Tracking this share also keeps your effort honest. After you fix a top issue, the share controlled by the remaining top issues should shift, confirming your fix removed a real chunk of instability. If the headline crash-free rate barely moves after you fixed what you thought was the biggest problem, the metric is telling you the problem was more distributed than you assumed. This share-of-sessions view is what connects individual bug fixes to the headline number, so you can see the impact of your work rather than hoping it mattered.
Slice by platform and build so regressions show
Every stability metric lies a little when aggregated. A healthy overall crash-free rate can hide one platform falling apart or one build regressing badly, because the broad average smooths the disaster away. The fix is to slice every metric by platform and by build version. Per-platform numbers reveal that, say, one operating system or GPU family is having a far worse time than your average suggests, which is exactly the kind of issue that aggregate numbers bury until it becomes a flood of reviews.
Slicing by build version is what makes regressions visible. When you cut stability per release, a new build that quietly made things worse stands out immediately as a drop against the previous one, instead of being averaged into a population still dominated by the older, stabler build. This is the difference between catching a regression in days versus weeks. Always look at the segments, because the segments are where the actionable truth lives, and the headline number is only useful once you have confirmed it is not hiding a localized catastrophe.
Setting it up with Bugnet
Bugnet supplies the raw material these metrics need. It captures crashes from inside your build with stack traces and the device and platform context that lets you slice cleanly, so per-platform and per-build stability is something you can actually compute rather than estimate. Because reports carry the build version and player attributes, cutting your numbers by segment is straightforward, and the regressions that aggregate figures hide become visible against the previous release. The data arrives already tagged with everything you need to measure stability honestly.

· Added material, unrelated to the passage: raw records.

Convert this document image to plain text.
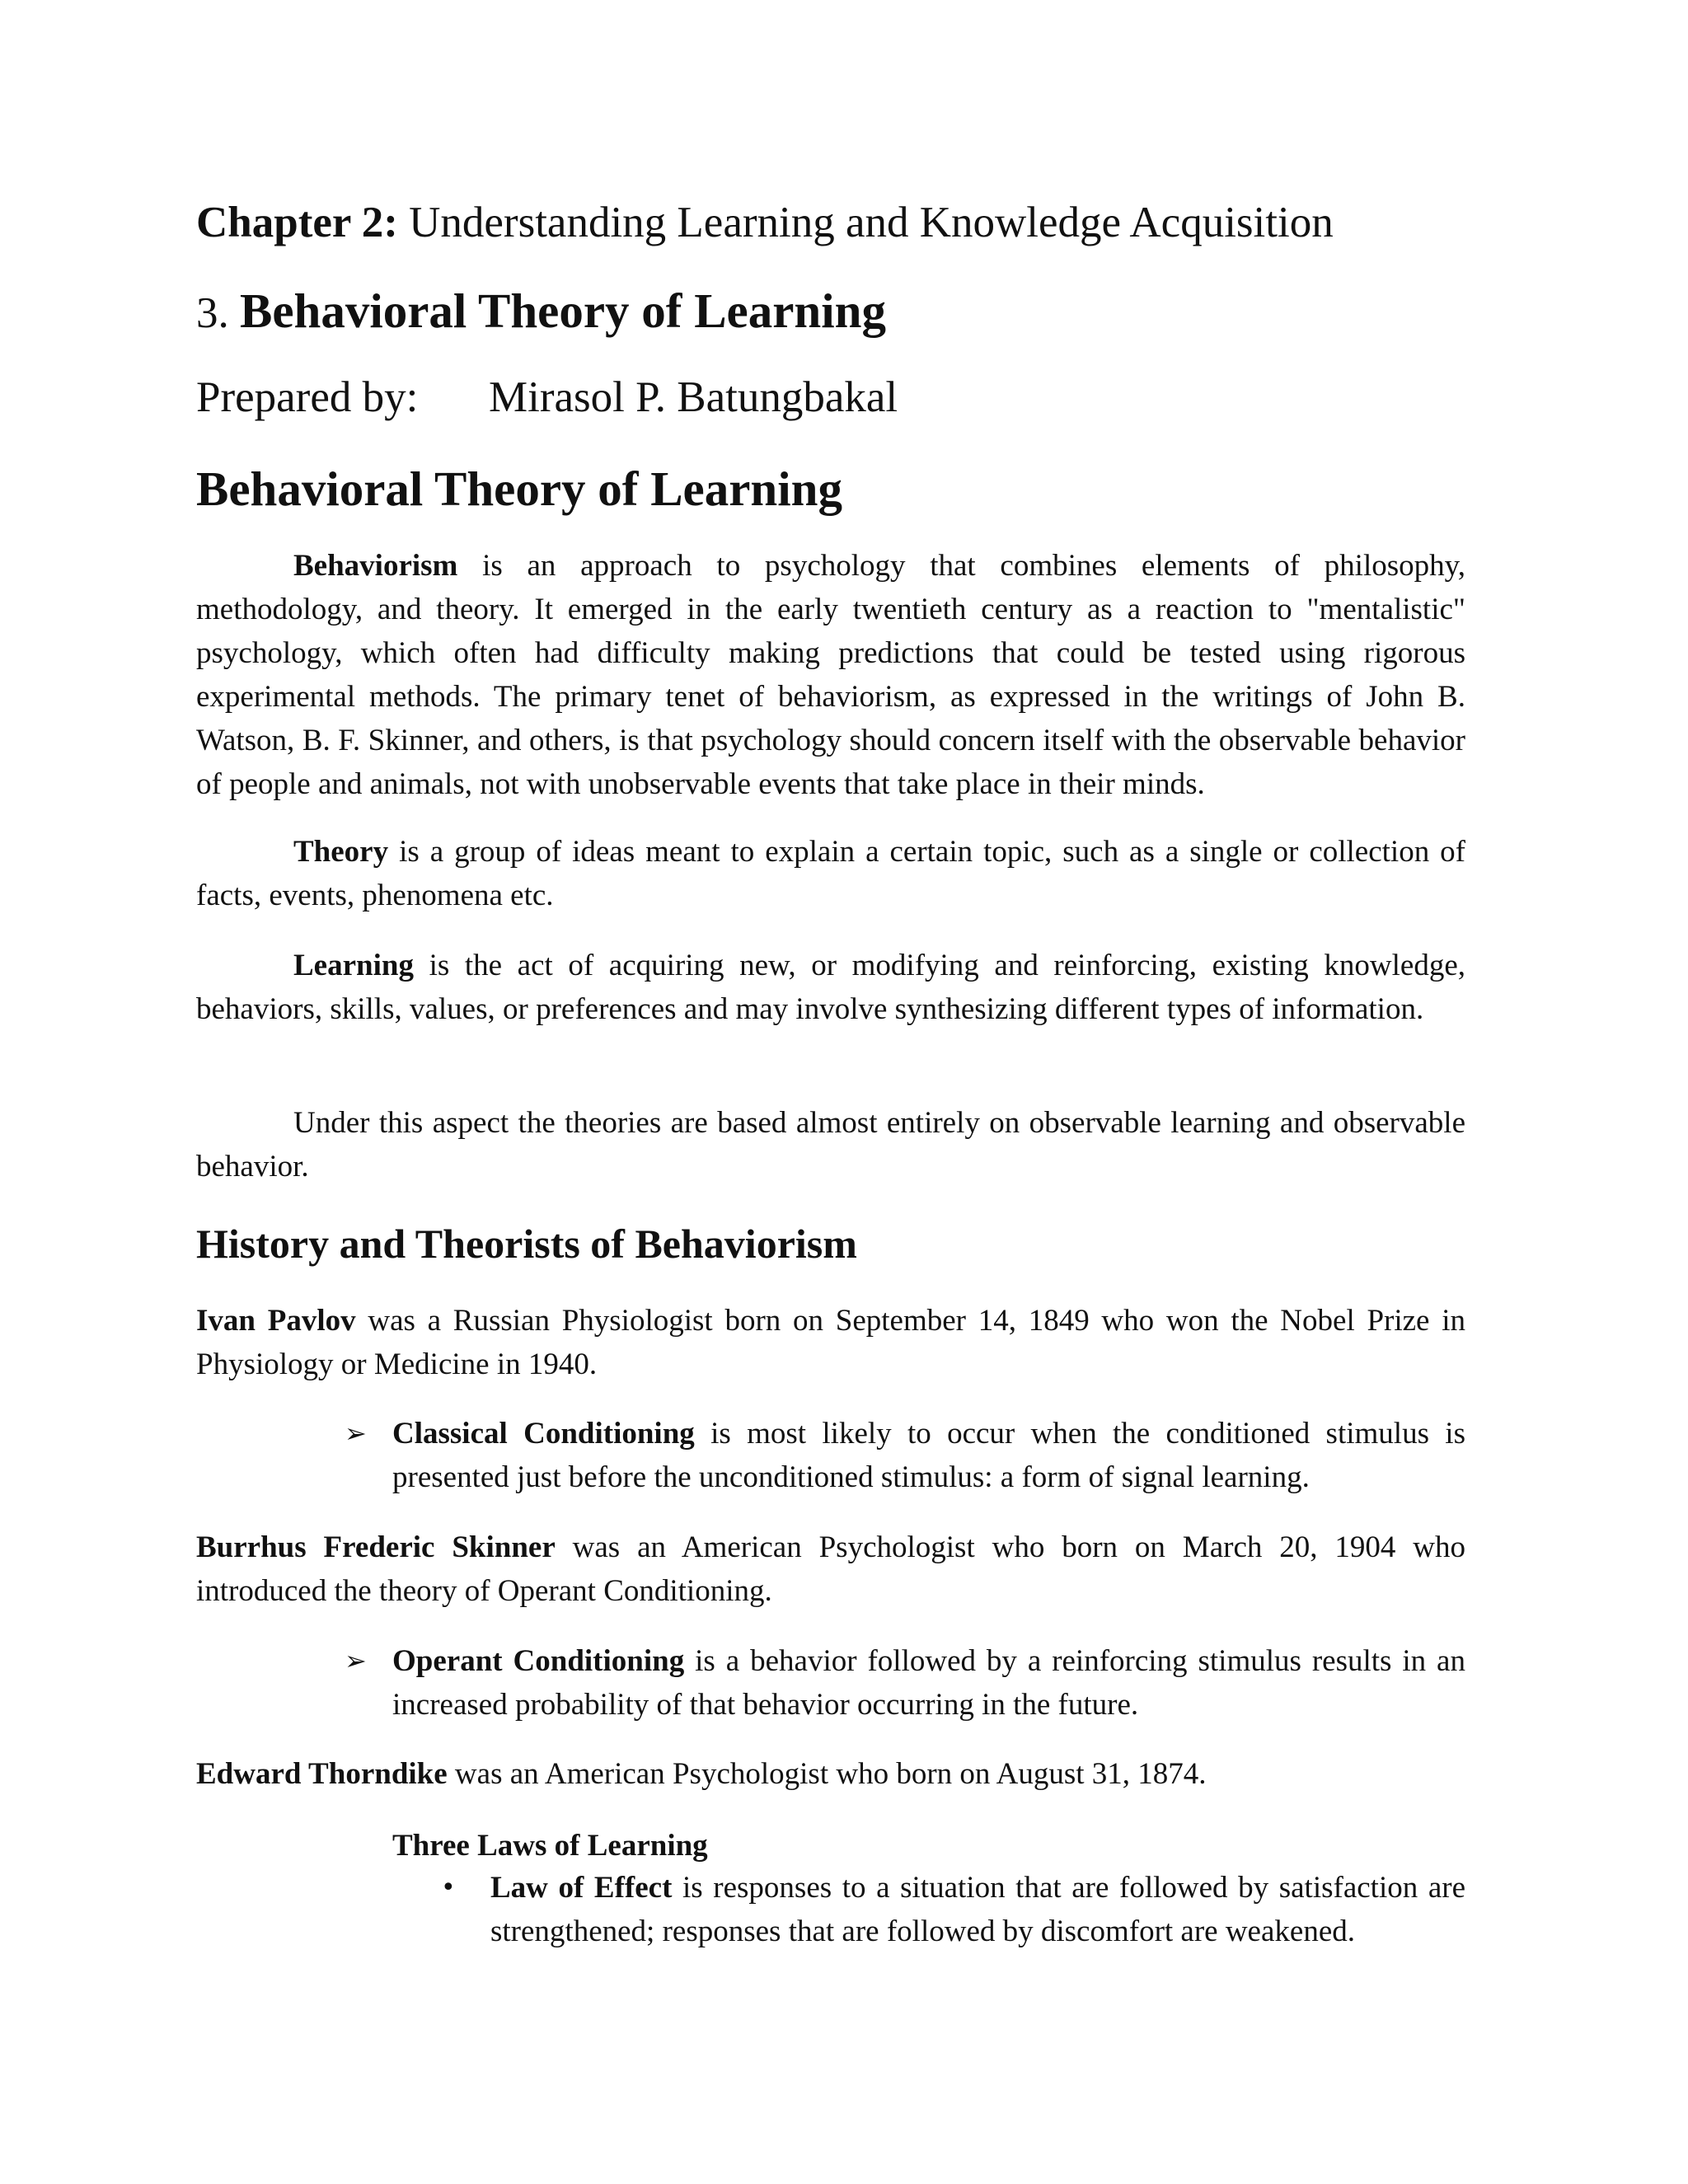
Chapter 2: Understanding Learning and Knowledge Acquisition
3. Behavioral Theory of Learning
Prepared by: Mirasol P. Batungbakal
Behavioral Theory of Learning

Behaviorism is an approach to psychology that combines elements of philosophy, methodology, and theory. It emerged in the early twentieth century as a reaction to "mentalistic" psychology, which often had difficulty making predictions that could be tested using rigorous experimental methods. The primary tenet of behaviorism, as expressed in the writings of John B. Watson, B. F. Skinner, and others, is that psychology should concern itself with the observable behavior of people and animals, not with unobservable events that take place in their minds.

Theory is a group of ideas meant to explain a certain topic, such as a single or collection of facts, events, phenomena etc.

Learning is the act of acquiring new, or modifying and reinforcing, existing knowledge, behaviors, skills, values, or preferences and may involve synthesizing different types of information.

Under this aspect the theories are based almost entirely on observable learning and observable behavior.

History and Theorists of Behaviorism

Ivan Pavlov was a Russian Physiologist born on September 14, 1849 who won the Nobel Prize in Physiology or Medicine in 1940.

➢ Classical Conditioning is most likely to occur when the conditioned stimulus is presented just before the unconditioned stimulus: a form of signal learning.

Burrhus Frederic Skinner was an American Psychologist who born on March 20, 1904 who introduced the theory of Operant Conditioning.

➢ Operant Conditioning is a behavior followed by a reinforcing stimulus results in an increased probability of that behavior occurring in the future.

Edward Thorndike was an American Psychologist who born on August 31, 1874.

Three Laws of Learning

• Law of Effect is responses to a situation that are followed by satisfaction are strengthened; responses that are followed by discomfort are weakened.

Occurrence grouping is what makes the share-of-sessions metric possible. By folding duplicate crash reports into one issue with a count, Bugnet shows you exactly how concentrated your instability is and which few issues dominate it. You can rank crashes by how many sessions they affect and watch the headline rate respond as you fix from the top. With crashes, counts, and context in one dashboard, stability stops being a feeling you describe and becomes a set of numbers you track and improve release over release.
Judge by trend, not a magic number
The biggest trap in measuring stability is fixating on an absolute target borrowed from somewhere else. The right number for your game depends on its genre, platforms, and audience, and comparing yourself to a figure from a different kind of game tells you little. What matters is your own trend. Is each release more stable than the last? Are your top issues shrinking as a share of failures? Progress against your own history is a far more useful judgment than a benchmark invented for someone else's title.
Build the habit of reviewing these metrics every release, ideally on a dashboard the whole team sees, and treat a regression as something to investigate before shipping further. Stability measured this way becomes a steering instrument rather than a postmortem tool. You catch problems while they are small, you confirm your fixes worked, and you accumulate a record of steady improvement. None of this requires a big team, only the discipline to turn a vague feeling into a few tracked numbers and to actually look at them.
Turn stability from a feeling into tracked numbers, slice them by platform and build, and judge progress by your own trend rather than a borrowed target.